Informations sur la thèse
La thèse « Dynamique de suspensions bactériennes, de l’aérotaxie à la formation de clusters » a été effectuée par Julien Bouvard (X13). Cette thèse en « Mécanique des fluides » a été soutenue le 1er avril 2022, dans les locaux du laboratoire FAST (Fluides, Automatique et Systèmes Thermiques) où elle a été faite, à l’université Paris-Saclay. Le jury était composé de :
- Jean-François Joanny, Professeur au Collège de France (Président) ;
- Axel Buguin, Professeur à l’Institut Curie (Rapporteur) ;
- Éric Clément, Professeur à Sorbonne Université (Rapporteur) ;
- Cécile Cottin-Bizonne, Directrice de recherche à l’université Lyon 1 (Examinatrice) ;
- Sergio Chibbaro, Professeur à l’université Paris-Saclay (Examinateur).
Cette thèse a été dirigée par Harold Auradou et Frédéric Moisy, respectivement Directeur de recherche et Professeur au FAST à l’université Paris-Saclay. Une étroite collaboration avec Peter Mergaert, microbiologiste Directeur de recherche à l’I2BC (Institut de Biologie Intégrative de la Cellule) à Paris-Saclay, a également été essentielle pour apprivoiser les bactéries.

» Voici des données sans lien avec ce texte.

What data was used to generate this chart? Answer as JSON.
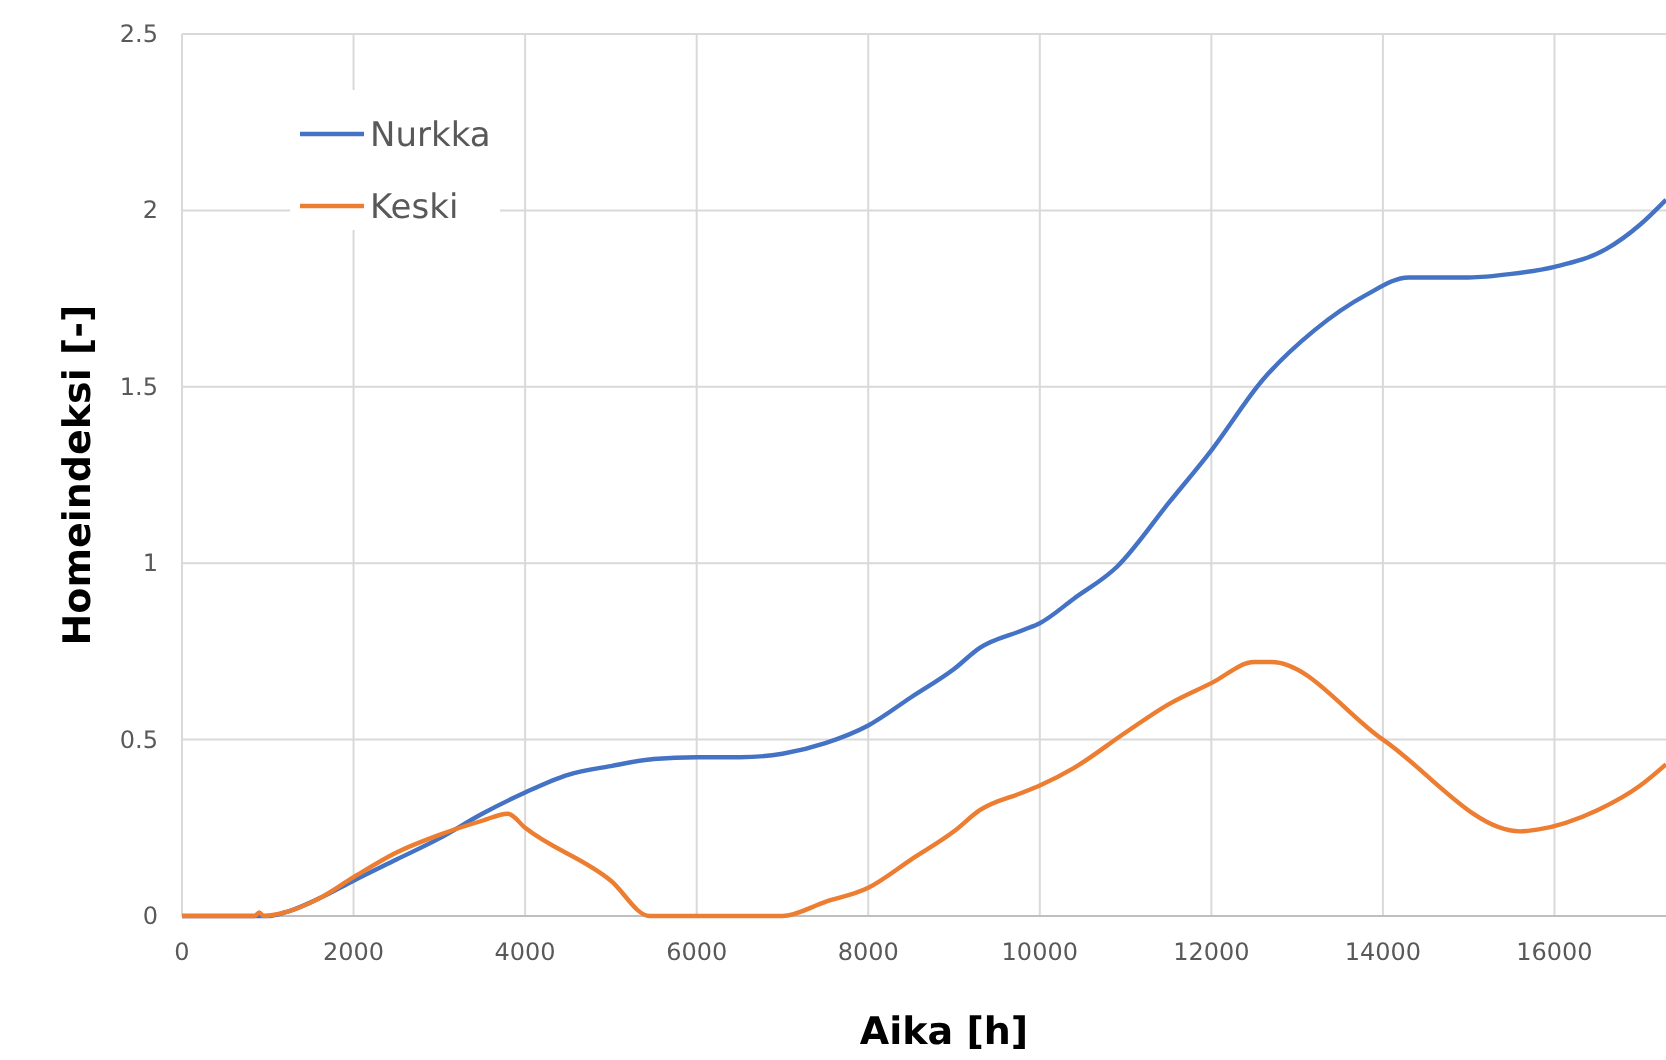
{
  "chart_data": {
    "type": "line",
    "xlabel": "Aika [h]",
    "ylabel": "Homeindeksi [-]",
    "xlim": [
      0,
      17300
    ],
    "xticks": [
      0,
      2000,
      4000,
      6000,
      8000,
      10000,
      12000,
      14000,
      16000
    ],
    "ylim": [
      0,
      2.5
    ],
    "yticks": [
      0,
      {
        "value": 0.5,
        "label": "0.5"
      },
      1,
      {
        "value": 1.5,
        "label": "1.5"
      },
      2,
      {
        "value": 2.5,
        "label": "2.5"
      }
    ],
    "grid": true,
    "legend": "top left",
    "marker": "none",
    "line_style": "solid",
    "series": [
      {
        "name": "Nurkka",
        "color": "#4472c4",
        "x": [
          0,
          1000,
          1200,
          1600,
          2000,
          2500,
          3000,
          3500,
          4000,
          4500,
          5000,
          5500,
          6000,
          6500,
          7000,
          7500,
          8000,
          8500,
          9000,
          9300,
          9800,
          10000,
          10400,
          10900,
          11500,
          12000,
          12600,
          13200,
          13800,
          14300,
          15000,
          15500,
          16000,
          16600,
          17000,
          17300
        ],
        "values": [
          0,
          0,
          0.01,
          0.05,
          0.1,
          0.16,
          0.22,
          0.29,
          0.35,
          0.4,
          0.425,
          0.445,
          0.45,
          0.45,
          0.46,
          0.49,
          0.54,
          0.62,
          0.7,
          0.76,
          0.81,
          0.83,
          0.9,
          0.99,
          1.17,
          1.32,
          1.52,
          1.66,
          1.76,
          1.81,
          1.81,
          1.82,
          1.84,
          1.89,
          1.96,
          2.03
        ]
      },
      {
        "name": "Keski",
        "color": "#ed7d31",
        "x": [
          0,
          850,
          900,
          950,
          1200,
          1600,
          2000,
          2500,
          3000,
          3500,
          3800,
          4000,
          5000,
          5450,
          7000,
          7500,
          8000,
          8500,
          9000,
          9300,
          9800,
          10000,
          10400,
          11000,
          11500,
          12000,
          12500,
          12700,
          14000,
          15600,
          15800,
          16500,
          17000,
          17300
        ],
        "values": [
          0,
          0,
          0.01,
          0,
          0.01,
          0.05,
          0.11,
          0.18,
          0.23,
          0.27,
          0.29,
          0.25,
          0.1,
          0,
          0,
          0.04,
          0.08,
          0.16,
          0.24,
          0.3,
          0.35,
          0.37,
          0.42,
          0.52,
          0.6,
          0.66,
          0.72,
          0.72,
          0.5,
          0.24,
          0.245,
          0.3,
          0.37,
          0.43
        ]
      }
    ]
  }
}
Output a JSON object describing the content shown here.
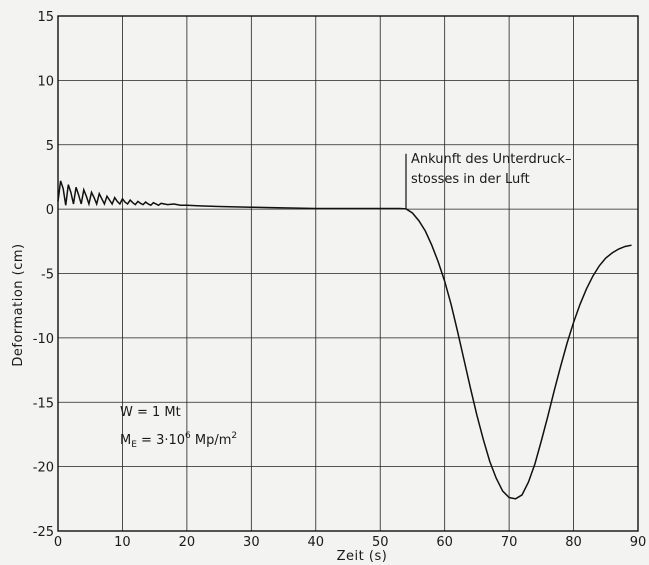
{
  "chart_data": {
    "type": "line",
    "title": "",
    "xlabel": "Zeit  (s)",
    "ylabel": "Deformation   (cm)",
    "xlim": [
      0,
      90
    ],
    "ylim": [
      -25,
      15
    ],
    "xticks": [
      0,
      10,
      20,
      30,
      40,
      50,
      60,
      70,
      80,
      90
    ],
    "yticks": [
      15,
      10,
      5,
      0,
      -5,
      -10,
      -15,
      -20,
      -25
    ],
    "grid": true,
    "series": [
      {
        "name": "",
        "x": [
          0,
          0.4,
          0.8,
          1.2,
          1.6,
          2.0,
          2.4,
          2.8,
          3.2,
          3.6,
          4.0,
          4.4,
          4.8,
          5.2,
          5.6,
          6.0,
          6.4,
          6.8,
          7.2,
          7.6,
          8.0,
          8.4,
          8.8,
          9.2,
          9.6,
          10.0,
          10.4,
          10.8,
          11.2,
          11.6,
          12.0,
          12.4,
          12.8,
          13.2,
          13.6,
          14.0,
          14.4,
          14.8,
          15.2,
          15.6,
          16.0,
          17,
          18,
          19,
          20,
          22,
          25,
          30,
          35,
          40,
          45,
          50,
          53,
          54,
          55,
          56,
          57,
          58,
          59,
          60,
          61,
          62,
          63,
          64,
          65,
          66,
          67,
          68,
          69,
          70,
          71,
          72,
          73,
          74,
          75,
          76,
          77,
          78,
          79,
          80,
          81,
          82,
          83,
          84,
          85,
          86,
          87,
          88,
          89
        ],
        "y": [
          0.6,
          2.2,
          1.6,
          0.3,
          1.9,
          1.3,
          0.4,
          1.7,
          1.1,
          0.4,
          1.5,
          1.0,
          0.4,
          1.3,
          0.9,
          0.4,
          1.2,
          0.8,
          0.4,
          1.0,
          0.7,
          0.4,
          0.9,
          0.6,
          0.4,
          0.8,
          0.55,
          0.4,
          0.7,
          0.5,
          0.35,
          0.6,
          0.45,
          0.35,
          0.55,
          0.4,
          0.3,
          0.5,
          0.4,
          0.3,
          0.45,
          0.35,
          0.4,
          0.3,
          0.3,
          0.25,
          0.2,
          0.15,
          0.1,
          0.05,
          0.05,
          0.05,
          0.05,
          0.02,
          -0.3,
          -0.9,
          -1.7,
          -2.8,
          -4.1,
          -5.6,
          -7.4,
          -9.5,
          -11.7,
          -13.9,
          -16.0,
          -17.9,
          -19.6,
          -20.9,
          -21.9,
          -22.4,
          -22.5,
          -22.2,
          -21.2,
          -19.8,
          -18.0,
          -16.1,
          -14.1,
          -12.2,
          -10.4,
          -8.8,
          -7.4,
          -6.2,
          -5.2,
          -4.4,
          -3.8,
          -3.4,
          -3.1,
          -2.9,
          -2.8
        ]
      }
    ],
    "annotations": [
      {
        "lines": [
          "Ankunft des Unterdruck–",
          "stosses in der Luft"
        ],
        "x": 54
      },
      {
        "text": "W = 1 Mt"
      },
      {
        "prefix": "M",
        "sub": "E",
        "mid": " = 3·10",
        "sup": "6",
        "tail": " Mp/m",
        "sup2": "2"
      }
    ]
  }
}
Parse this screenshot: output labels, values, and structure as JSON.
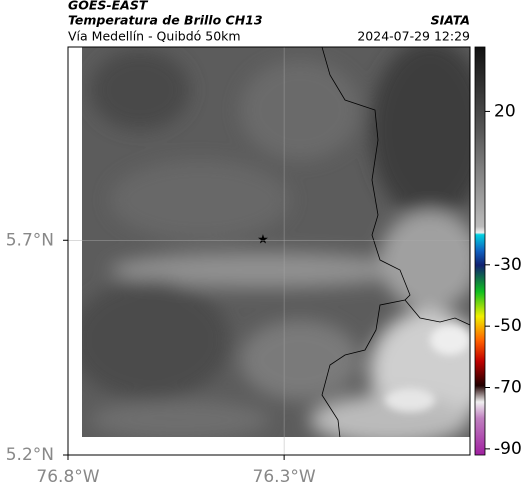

Pour plus d’informations, le manuscrit de thèse est en accès libre au lien suivant : https://www.theses.fr/2022UPAST051.
Présentation du laboratoire d’accueil
La thèse s’est déroulée à l’université Paris-Saclay située au sud de Paris, dans le laboratoire FAST (Fluides, Automatique et Systèmes Thermiques). Ce dernier est une unité mixte de recherche du CNRS (UMR 7608) et de l’université Paris-Saclay.
La recherche au laboratoire FAST porte sur la mécanique des fluides en général, et plus spécifiquement sur l’hydrodynamique, avec une forte composante expérimentale. Les sujets étudiés vont de la formation de tsunamis par éboulement aux craquelures sur les peintures, de la tectonique des plaques à la nage de bactéries.
De plus amples informations sur le FAST, et notamment la recherche qui y est effectuée, sont disponibles sur le site internet http://www.fast.u‑psud.fr/.
Situation actuelle
À l’issue de sa thèse, Julien Bouvard a rejoint le Laboratoire d’Hydrodynamique de l’X (LadHyX) en tant que chercheur postdoctoral. Il travaille notamment sur l’érosion de réseaux complexes de micro-canaux aux côtés de Gabriel Amselem, Maître de conférences au LadHyX.